The book’s eleven chapters are organized into four “general, broadly chronological” parts (ix). The first part, “Martyrdom as the Church’s Witness,” opens with an essay from Lawrence Cunningham, who probes the foundational issue of what constitutes a Christian martyr, both historically and theologically. In chapter two, Tripp York argues, against the basic assumption that informs the so-called “Constantinian shift,” that Christians have always been for the state but serve a (higher) good that may or may not be the good that the empire desires for itself—a posture best exemplified by the martyrs. Stephen Fowl’s essay draws from Paul’s letters to provide context for the act of martyrdom, situating it within a larger set of Christian practices.

Part two, “Martyrdom Builds the Church,” is composed of two essays. In the first, Joyce E. Salisbury makes a compelling case in that the accounts of female martyrdom, both early and medieval, “transformed the idea of women’s bodies, the church, and images of the body of Christ himself” (65). Ann W. Astell argues in chapter five that the Eucharist serves as an interpretive key for understanding what was at stake in the martyrdom of Joan of Arc.

Part three, titled (somewhat sensationally) “Martyrdom Destroys the Church,” focuses on the interrelated issues of Christians killing other Christians and the church’s relationship to the state.
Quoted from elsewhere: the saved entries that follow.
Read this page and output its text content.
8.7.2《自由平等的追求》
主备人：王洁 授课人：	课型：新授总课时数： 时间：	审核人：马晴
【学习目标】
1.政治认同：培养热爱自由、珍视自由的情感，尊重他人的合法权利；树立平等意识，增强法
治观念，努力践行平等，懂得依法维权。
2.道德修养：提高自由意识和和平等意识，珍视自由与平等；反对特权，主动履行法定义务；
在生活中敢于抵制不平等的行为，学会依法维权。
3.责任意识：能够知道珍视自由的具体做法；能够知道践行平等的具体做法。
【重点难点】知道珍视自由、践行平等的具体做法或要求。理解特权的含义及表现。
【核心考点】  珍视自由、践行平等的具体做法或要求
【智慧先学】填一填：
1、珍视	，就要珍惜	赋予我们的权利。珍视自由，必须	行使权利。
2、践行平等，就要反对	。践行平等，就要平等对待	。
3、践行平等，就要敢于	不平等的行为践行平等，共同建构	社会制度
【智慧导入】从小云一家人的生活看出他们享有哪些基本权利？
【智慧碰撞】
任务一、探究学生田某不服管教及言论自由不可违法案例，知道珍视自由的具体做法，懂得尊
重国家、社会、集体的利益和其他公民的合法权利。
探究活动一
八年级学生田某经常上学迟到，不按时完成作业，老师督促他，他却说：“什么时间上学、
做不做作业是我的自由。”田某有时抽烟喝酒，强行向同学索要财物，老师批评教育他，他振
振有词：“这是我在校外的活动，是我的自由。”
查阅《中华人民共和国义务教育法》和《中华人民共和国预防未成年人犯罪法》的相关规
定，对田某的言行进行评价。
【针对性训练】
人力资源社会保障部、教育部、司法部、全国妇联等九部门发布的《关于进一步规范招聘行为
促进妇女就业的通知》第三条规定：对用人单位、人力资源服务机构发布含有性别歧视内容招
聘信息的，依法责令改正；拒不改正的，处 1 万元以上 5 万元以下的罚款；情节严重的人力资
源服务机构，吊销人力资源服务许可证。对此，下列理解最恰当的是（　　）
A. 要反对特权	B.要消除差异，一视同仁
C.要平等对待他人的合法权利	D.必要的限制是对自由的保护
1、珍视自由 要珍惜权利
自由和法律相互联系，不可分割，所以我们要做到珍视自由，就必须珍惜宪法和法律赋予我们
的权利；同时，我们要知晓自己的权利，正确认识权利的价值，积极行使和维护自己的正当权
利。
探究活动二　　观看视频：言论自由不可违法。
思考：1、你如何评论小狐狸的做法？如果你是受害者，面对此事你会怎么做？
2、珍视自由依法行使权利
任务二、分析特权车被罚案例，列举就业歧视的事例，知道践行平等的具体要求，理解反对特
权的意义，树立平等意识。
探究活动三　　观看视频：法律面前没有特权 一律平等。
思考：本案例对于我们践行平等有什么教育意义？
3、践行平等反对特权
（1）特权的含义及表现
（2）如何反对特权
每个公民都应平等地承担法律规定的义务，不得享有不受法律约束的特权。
To this end, Brad S. Gregory explores the presuppositions and historical realities of the Reformation era that caused Christians to think it not only acceptable but dutiful to execute other Christians. In chapter seven, William T. Cavanaugh disputes the “standard narrative” of religious wars: the modern state did not rescue us “from zealotry and fanaticism by removing religion from access to power,” but rather marked “the migration of the holy from the church to the state, and the substitution of one kind of martyrdom for another” (150). Chapter eight is Michael L. Budde’s reflection on the nature of “discipleship, secular allegiances, and membership in the transnational body of Christ” (153) in light of the frequent charge of treason leveled against Christians, particularly the martyrs.

Part four, “Martyrdom and the Future Church,” surveys the institutions and realities at work in the present-day with an eye to the future and asks how Christian martyrdom might inform the church’s posture vis-à-vis the wider world. Drawing on a wide range of thinkers, D. Stephen Long and Geoffrey Holsclaw (NB: Holsclaw’s last name is misspelled as Holdsclaw) question the basis of modern political thought—an “exclusive humanism” rooted in the preservation of “bare life”—and argue that only the paradigm of the Christian martyr, sure of the truth and goodness of his or her dogmas, can provide a foundation for a postsecular politics that would allow for an authentic humanism. In chapter ten, Emmanuel M. Katongole argues that the martyrs’ example “provides the church and the world with a dangerous hope” and strengthens the church in its ministry of reconciliation (191). Eric O. Hanson concludes the volume with a proposal for understanding the Christian vocation in the post-Cold War world as patterned on the martyr.

Reflecting an obvious diversity of perspective, the essays in this collection nonetheless are thoughtfully arranged so that the movement from one to the next is generally natural and cumulative. On those occasions when the essays do overlap thematically, it consistently happens to their benefit, strengthening the book as a whole. However, while a key part of this work’s strength is found in its interdisciplinary approach, there were a few points at which the authors could have been more clear as to the mode (historical, theological, etc.) in which he or she was operating.

This volume is a welcome introduction for those interested in martyrdom’s place in the life and thought of the church, and will serve as ample fodder for further discussion. Readers with a historical interest in the subject will be particularly rewarded for their time, as will those who are looking to reflect on the relationship between the church and the political sphere.